Methods: The Else-Kroener-Fresenius-Registry for ADPKD in Germany served as the basis for patients. Mutation screening of the PKD1 and PKD2 genes was performed for intragenic mutations and large deletions. Clinical data were assessed for number and location of the aneurysms and treatment as well as family history for cerebral events.
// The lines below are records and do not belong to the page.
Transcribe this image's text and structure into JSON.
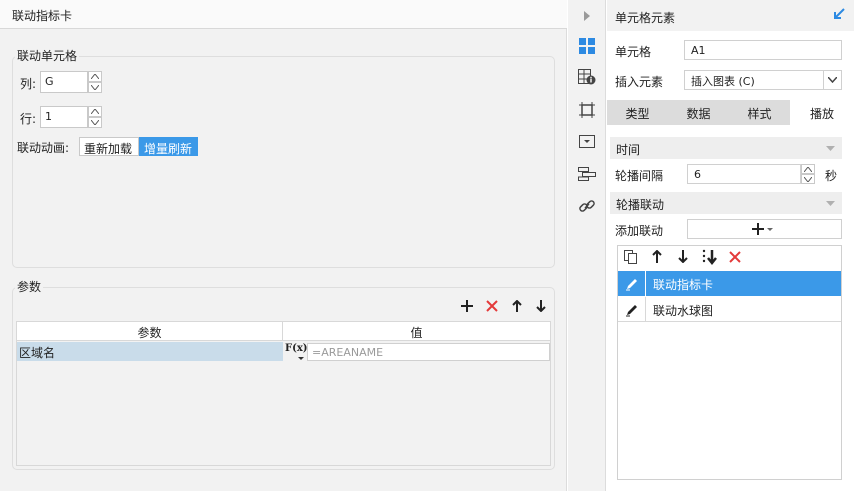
{
  "left_panel": {
    "title": "联动指标卡",
    "cell_group": {
      "legend": "联动单元格",
      "col_label": "列:",
      "col_value": "G",
      "row_label": "行:",
      "row_value": "1",
      "animation_label": "联动动画:",
      "animation_options": [
        "重新加载",
        "增量刷新"
      ],
      "animation_selected": "增量刷新"
    },
    "params_group": {
      "legend": "参数",
      "columns": [
        "参数",
        "值"
      ],
      "rows": [
        {
          "name": "区域名",
          "formula_icon": "F(x)",
          "value": "=AREANAME"
        }
      ]
    }
  },
  "right_panel": {
    "title": "单元格元素",
    "cell_label": "单元格",
    "cell_value": "A1",
    "insert_label": "插入元素",
    "insert_value": "插入图表 (C)",
    "tabs": [
      "类型",
      "数据",
      "样式",
      "播放"
    ],
    "active_tab": "播放",
    "time_section": "时间",
    "interval_label": "轮播间隔",
    "interval_value": "6",
    "interval_unit": "秒",
    "link_section": "轮播联动",
    "add_link_label": "添加联动",
    "link_items": [
      {
        "label": "联动指标卡",
        "selected": true
      },
      {
        "label": "联动水球图",
        "selected": false
      }
    ]
  },
  "colors": {
    "selected_blue": "#3b99e8",
    "param_row_bg": "#c9dcea",
    "delete_red": "#e43a3a",
    "icon_blue": "#2d8ae2"
  }
}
Results: In 14 unrelated index patients and 2 relatives, 9 females and 5 males, age 2–57 at diagnosis of the cerebral aneurysms we detected germline mutations. The mutations were found in the PKD1 gene in 12 and in the PKD2 gene in 2 index cases. Eight PKD1 mutations are novel. In PKD1 the mutations were spread over the entire gene. Manifestations of the cerebral aneurysms were multifocal in 4 and single in 12 patients. Symptomatic aneurysms were present in 11, whereas in 5 patients the aneurysms were detected in an asymptomatic stage. In 15 patients (94%) the cerebral aneurysms were diagnosed before end stage renal failure. Eleven out of 14 index cases had a family history without CNS manifestations.

Conclusions: Cerebral aneurysms occur in ADPKD associated with mutations of PKD1 and PKD2. Screening for aneurysms must not be restricted to families with a history for cerebral events and should be started before end stage renal failure.